Uncle Mosha nodded. He was emptying a cup of coffee in long, noisy inhalations and at the same time consuming cheese sandwiches with uncommonly keen appetite—for a man who never ate in the middle of the day.

"Yes, Aaron," Uncle Mosha said, as he emerged all dripping from the cup, "I think I sold the house, and I guess I would have another cup coffee."

"Go ahead," Aaron replied. "But what for you want to sell the house, Uncle Mosha? It brings you in anyhow a good income."

"A good income for some people, Aaron, but for me not. What is one thousand a year, Aaron?"

"One thousand a year, uncle, is a whole lot, especially to a man like you, what lives simple."

"My living expenses is very little, I admit, Aaron," Uncle Mosha replied, after he had disposed of the second cup of coffee with noises approximating a bathtubful of soapy water disappearing down the wastepipe. "I don't make no fuss about my living, Aaron, but you got to remember, Aaron, that a man couldn't live on living expenses alone. Oncet in a while a feller likes to take a little flyer in the market and try and make a few dollars. Ain't it?"

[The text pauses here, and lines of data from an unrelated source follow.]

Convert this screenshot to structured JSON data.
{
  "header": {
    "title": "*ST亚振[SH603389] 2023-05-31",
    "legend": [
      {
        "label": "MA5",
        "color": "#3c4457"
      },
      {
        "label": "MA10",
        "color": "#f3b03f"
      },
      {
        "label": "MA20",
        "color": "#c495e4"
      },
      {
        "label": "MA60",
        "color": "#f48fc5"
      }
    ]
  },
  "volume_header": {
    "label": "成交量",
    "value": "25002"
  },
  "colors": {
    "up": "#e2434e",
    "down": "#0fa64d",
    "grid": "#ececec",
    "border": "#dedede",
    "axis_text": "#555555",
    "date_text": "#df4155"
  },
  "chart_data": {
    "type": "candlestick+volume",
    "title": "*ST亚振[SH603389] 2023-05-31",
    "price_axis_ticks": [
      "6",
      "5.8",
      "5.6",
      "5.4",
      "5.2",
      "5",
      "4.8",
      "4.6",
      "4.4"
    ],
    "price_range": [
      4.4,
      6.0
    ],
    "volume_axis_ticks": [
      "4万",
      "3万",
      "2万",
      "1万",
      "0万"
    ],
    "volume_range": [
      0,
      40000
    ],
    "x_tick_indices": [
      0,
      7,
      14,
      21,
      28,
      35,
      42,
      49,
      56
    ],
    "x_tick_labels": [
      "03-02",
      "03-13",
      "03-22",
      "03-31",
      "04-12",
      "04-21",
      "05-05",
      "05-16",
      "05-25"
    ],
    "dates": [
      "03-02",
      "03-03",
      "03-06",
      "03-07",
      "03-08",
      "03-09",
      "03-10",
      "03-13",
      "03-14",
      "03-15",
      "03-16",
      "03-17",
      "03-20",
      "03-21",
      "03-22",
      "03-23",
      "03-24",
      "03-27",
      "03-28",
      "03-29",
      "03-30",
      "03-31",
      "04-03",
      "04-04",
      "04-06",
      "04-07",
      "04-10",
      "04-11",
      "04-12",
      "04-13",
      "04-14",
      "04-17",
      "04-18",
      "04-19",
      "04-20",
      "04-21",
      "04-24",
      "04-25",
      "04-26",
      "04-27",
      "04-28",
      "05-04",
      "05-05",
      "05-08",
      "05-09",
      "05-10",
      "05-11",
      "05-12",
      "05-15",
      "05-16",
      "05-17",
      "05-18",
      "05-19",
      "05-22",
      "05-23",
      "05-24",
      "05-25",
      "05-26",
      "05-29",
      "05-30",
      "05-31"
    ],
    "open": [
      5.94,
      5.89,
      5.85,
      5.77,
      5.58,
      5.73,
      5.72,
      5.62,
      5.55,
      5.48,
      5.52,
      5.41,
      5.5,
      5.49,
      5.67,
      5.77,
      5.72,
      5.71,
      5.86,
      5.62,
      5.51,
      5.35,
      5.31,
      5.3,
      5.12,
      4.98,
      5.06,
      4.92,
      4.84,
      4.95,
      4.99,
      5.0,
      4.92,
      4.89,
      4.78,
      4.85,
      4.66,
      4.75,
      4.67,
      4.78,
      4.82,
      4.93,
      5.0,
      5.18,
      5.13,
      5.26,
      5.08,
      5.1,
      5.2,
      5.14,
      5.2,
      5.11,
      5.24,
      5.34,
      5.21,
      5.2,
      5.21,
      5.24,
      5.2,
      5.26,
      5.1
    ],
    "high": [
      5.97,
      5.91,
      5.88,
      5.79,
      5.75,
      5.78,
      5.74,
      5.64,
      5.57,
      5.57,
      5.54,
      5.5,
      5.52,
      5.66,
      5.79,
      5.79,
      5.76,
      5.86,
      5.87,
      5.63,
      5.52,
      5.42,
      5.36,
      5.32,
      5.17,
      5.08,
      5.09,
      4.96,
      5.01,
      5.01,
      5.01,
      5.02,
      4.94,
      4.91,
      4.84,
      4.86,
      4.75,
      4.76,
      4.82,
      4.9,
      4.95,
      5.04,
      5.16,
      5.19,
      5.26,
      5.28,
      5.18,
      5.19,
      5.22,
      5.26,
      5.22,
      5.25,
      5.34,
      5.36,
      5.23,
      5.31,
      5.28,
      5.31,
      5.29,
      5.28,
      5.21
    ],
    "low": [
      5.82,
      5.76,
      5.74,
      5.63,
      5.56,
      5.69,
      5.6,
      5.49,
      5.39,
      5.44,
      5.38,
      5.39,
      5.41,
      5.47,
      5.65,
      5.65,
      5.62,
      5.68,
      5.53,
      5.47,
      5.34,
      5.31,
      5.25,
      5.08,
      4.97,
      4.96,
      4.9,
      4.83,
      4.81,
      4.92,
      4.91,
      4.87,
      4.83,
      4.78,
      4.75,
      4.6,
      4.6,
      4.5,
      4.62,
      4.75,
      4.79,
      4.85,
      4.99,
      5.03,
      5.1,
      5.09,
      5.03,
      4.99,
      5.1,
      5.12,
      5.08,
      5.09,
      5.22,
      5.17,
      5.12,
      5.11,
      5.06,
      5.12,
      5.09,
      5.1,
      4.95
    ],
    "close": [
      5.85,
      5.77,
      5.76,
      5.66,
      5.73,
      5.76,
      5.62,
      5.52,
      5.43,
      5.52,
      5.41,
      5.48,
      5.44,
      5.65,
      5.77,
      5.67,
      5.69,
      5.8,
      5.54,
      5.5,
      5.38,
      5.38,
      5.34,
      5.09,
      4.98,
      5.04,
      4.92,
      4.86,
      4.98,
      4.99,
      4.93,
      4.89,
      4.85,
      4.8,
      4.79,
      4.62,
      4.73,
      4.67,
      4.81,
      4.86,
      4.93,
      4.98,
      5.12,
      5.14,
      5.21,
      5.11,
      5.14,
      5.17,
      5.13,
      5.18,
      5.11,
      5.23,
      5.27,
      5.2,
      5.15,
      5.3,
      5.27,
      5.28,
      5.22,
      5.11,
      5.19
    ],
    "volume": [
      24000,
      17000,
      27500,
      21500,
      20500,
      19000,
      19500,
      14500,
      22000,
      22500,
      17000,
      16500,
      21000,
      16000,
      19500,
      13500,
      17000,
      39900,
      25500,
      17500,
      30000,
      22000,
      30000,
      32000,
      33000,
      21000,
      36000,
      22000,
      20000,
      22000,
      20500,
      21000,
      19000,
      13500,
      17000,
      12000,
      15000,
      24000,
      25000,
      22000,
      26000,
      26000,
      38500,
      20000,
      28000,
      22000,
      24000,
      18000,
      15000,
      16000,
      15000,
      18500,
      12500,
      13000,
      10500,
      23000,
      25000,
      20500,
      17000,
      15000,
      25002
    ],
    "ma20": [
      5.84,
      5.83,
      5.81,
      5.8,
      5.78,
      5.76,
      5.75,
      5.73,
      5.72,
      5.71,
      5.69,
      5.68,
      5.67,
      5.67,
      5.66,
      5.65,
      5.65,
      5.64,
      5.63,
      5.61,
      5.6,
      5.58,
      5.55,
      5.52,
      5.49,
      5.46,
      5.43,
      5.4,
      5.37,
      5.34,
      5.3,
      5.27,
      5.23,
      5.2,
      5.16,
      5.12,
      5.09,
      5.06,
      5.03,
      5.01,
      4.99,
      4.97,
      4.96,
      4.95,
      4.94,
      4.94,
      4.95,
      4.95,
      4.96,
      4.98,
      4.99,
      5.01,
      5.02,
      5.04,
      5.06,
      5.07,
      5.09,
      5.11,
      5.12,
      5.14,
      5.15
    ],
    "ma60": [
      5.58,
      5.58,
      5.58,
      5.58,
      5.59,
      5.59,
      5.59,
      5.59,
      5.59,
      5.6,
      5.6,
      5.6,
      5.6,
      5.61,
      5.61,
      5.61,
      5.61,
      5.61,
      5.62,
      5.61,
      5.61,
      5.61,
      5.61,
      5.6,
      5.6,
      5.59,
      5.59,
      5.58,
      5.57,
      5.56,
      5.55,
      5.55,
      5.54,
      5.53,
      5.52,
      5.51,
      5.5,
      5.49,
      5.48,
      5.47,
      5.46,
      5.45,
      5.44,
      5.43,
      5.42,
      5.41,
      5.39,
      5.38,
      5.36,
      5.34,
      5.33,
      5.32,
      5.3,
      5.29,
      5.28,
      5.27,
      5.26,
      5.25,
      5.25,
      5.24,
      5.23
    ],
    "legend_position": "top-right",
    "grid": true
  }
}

"What!" Aaron exclaimed. This was a phase of his uncle's character that had never been exposed before.

"Yes, Aaron," Uncle Mosha continued; "living ain't only having a room to sleep in and food to eat, Aaron. Other things is living, Aaron. Stocks is living and auction pinocle is also living, and going oncet in a while on theayter is living too, Aaron. I may be an old man, Aaron, but I ain't dead yet."